Having a large dataset is great, but realism in data is key. For example, our users' "name" fields currently lack authenticity. To rectify this, we can refine our users definition the file:

// We use copycat to generate fake data deterministically
// that's like a deterministic faker
import { copycat } from '@snaplet/copycat'

snaplet.users((x) => x(8, () => ({
    // We can customize each field to generate more realistic data
    // Utilizing the `seed` and the copycat library for deterministic results
    name: ({seed}) => copycat.fullName(seed),
    displayName: ({seed}) => copycat.username(seed),
}))),

Going Further

This is all good and nice, but if we examine our data more closely, we'll notice some inconsistencies. Mainly due to the fact that some "logic" in our data cannot be expressed by our database and is more related to our application logic.
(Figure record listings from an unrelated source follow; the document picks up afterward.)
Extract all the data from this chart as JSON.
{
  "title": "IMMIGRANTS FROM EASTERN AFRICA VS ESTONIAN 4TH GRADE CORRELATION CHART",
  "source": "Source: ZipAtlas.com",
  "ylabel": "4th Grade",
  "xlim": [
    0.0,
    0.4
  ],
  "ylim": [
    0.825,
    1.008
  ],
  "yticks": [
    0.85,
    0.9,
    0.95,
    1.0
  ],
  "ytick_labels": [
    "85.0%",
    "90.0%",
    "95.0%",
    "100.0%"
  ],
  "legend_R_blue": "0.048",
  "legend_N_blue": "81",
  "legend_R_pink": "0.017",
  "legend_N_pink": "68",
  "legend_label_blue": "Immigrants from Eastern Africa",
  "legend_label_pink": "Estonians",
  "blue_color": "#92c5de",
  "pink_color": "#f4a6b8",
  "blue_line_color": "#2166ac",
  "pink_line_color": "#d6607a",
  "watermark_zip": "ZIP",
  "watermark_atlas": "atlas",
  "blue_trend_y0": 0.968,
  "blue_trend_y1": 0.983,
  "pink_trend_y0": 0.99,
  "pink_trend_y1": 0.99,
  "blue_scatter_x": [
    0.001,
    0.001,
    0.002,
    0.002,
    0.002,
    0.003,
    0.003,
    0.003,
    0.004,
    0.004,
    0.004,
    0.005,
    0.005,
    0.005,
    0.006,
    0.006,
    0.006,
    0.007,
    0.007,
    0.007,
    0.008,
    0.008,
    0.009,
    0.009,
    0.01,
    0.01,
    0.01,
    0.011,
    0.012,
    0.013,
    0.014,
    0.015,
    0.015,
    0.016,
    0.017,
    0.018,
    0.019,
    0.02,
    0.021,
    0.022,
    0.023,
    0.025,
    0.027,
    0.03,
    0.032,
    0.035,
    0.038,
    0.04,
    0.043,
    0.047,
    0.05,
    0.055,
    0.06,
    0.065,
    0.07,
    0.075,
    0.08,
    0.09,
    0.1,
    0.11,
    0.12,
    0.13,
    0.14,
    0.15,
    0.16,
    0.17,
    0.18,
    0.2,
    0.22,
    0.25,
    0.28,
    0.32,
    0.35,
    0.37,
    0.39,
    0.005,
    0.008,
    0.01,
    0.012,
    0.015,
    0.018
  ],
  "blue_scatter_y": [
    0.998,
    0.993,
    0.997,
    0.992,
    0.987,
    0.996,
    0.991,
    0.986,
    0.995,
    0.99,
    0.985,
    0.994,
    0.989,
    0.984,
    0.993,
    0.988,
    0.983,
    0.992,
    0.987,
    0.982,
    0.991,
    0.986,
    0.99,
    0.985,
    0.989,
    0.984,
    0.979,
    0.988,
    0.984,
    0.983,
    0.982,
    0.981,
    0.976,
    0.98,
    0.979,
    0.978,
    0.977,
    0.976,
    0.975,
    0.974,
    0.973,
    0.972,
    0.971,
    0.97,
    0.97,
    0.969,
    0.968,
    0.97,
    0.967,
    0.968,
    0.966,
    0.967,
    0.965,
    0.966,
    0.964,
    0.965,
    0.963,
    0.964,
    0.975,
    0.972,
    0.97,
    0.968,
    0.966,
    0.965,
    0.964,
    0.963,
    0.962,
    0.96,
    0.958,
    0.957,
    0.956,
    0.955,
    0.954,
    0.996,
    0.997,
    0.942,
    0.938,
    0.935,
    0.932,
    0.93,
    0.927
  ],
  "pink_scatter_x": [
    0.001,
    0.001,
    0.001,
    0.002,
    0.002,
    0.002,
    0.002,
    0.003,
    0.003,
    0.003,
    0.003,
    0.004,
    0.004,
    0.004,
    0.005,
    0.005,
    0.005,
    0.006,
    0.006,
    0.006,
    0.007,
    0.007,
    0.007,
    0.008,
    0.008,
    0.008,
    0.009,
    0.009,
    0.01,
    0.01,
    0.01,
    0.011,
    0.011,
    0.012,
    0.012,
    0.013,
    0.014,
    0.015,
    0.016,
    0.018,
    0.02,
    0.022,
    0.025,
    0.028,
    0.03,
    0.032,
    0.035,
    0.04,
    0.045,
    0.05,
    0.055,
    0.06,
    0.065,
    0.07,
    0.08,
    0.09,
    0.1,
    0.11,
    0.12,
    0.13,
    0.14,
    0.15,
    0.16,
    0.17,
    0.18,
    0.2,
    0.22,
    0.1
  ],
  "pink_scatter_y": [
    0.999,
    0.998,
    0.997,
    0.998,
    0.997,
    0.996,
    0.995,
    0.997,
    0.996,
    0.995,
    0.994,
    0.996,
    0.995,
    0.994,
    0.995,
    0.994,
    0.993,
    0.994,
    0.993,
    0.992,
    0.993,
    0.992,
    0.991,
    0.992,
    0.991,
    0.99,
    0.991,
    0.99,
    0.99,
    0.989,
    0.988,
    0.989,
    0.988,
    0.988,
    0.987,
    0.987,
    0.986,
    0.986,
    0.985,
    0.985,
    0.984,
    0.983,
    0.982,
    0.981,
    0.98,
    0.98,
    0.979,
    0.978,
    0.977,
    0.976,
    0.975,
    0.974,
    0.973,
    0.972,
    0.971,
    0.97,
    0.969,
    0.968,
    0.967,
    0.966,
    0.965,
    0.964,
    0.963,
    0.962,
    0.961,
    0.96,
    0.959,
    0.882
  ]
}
For example here a few things that we can think of:

  • Some of our users are in two workspace, some in none, but we half of them in the first workspace, and the other half in the second workspace.
  • Channel members should be workspace members.
  • Channel thread messages should be exchanged only among members of the same channel.

Here we can see that our app requirement became more complex and we can already see that we would need a bit of custom logic to handle all that and ensure that our data is consistent with our app expectations.

Let's see how we could achieve that with snaplet:

const { users } = await seed.users((x) => x(8));
const { workspaceUserTypes } = await seed.workspaceUserTypes([
  { type: "admin" },
  { type: "user" },
]);

for (let i = 0; i < 2; i++) {
  // We get the first or second half of our users array to assign to the workspace
  const workspaceUsers = users.slice(i * 4, i * 4 + 4);
  // We create workspaces and workspaceMembers for the users
  const { workspaces, workspaceMembers } = await seed.workspaces(
    [{ workspaceMembers: (x) => x(workspaceUsers.length) }],
    { connect: { users: workspaceUsers, workspaceUserTypes } }
  );
  // We create channels and channelMembers for the users within the workspace
  const { channels, channelMembers } = await seed.channels(
    (x) =>
      x(2, () => ({
        channelMembers: x(2),
      })),
    // Created channels are connected to the workspace and the members will be picked between the workspace members
    { connect: { workspaces, users: workspaceUsers } }
  );
  // We create 10 direct messages between users in the workspace
  await seed.userMessages((x) => x(10), {
    connect: { users: workspaceUsers, workspaces, workspaceMembers },
  });
  //  For each channel, we create thread and messages between the members of the channel
  for (const channel of channels) {
    const members = channelMembers.filter((m) => m.channelId === channel.id);
    // We filter the workspace users to get only the member of the channel
    const membersUsers = workspaceUsers.filter((u) =>
      members.some((m) => m.userId === u.id)
    );
    await seed.channelThreads(
      (x) =>
        x(2, () => ({
          channelThreadMessages: (x) => x(2),
        })),
      {
        connect: {
          users: membersUsers,
          workspaces,
          workspaceMembers,
          channelMembers: members,
          channels: [channel],
        },
      }
    );
  }
}

In this example we can see that we leverage the imperative style to easily insert our app data relationship logic into our seed script. Leveraging snaplet to automate all the things that doesn't need specifications.

Conclusions

Through this journey, we've showcased the flexibility and power of @snaplet/seed in creating a realistic and intricate database for a Hasura Slack clone. From addressing unexpected data generation results to refining relationships for authenticity, Snaplet proves to be an indispensable tool for developers looking to efficiently model complex data scenarios.

Whether you're a seasoned developer or just starting out, we hope this guide inspires you to explore the possibilities of Snaplet in your own projects. Dive in, experiment, and see how Snaplet can revolutionize your development workflow!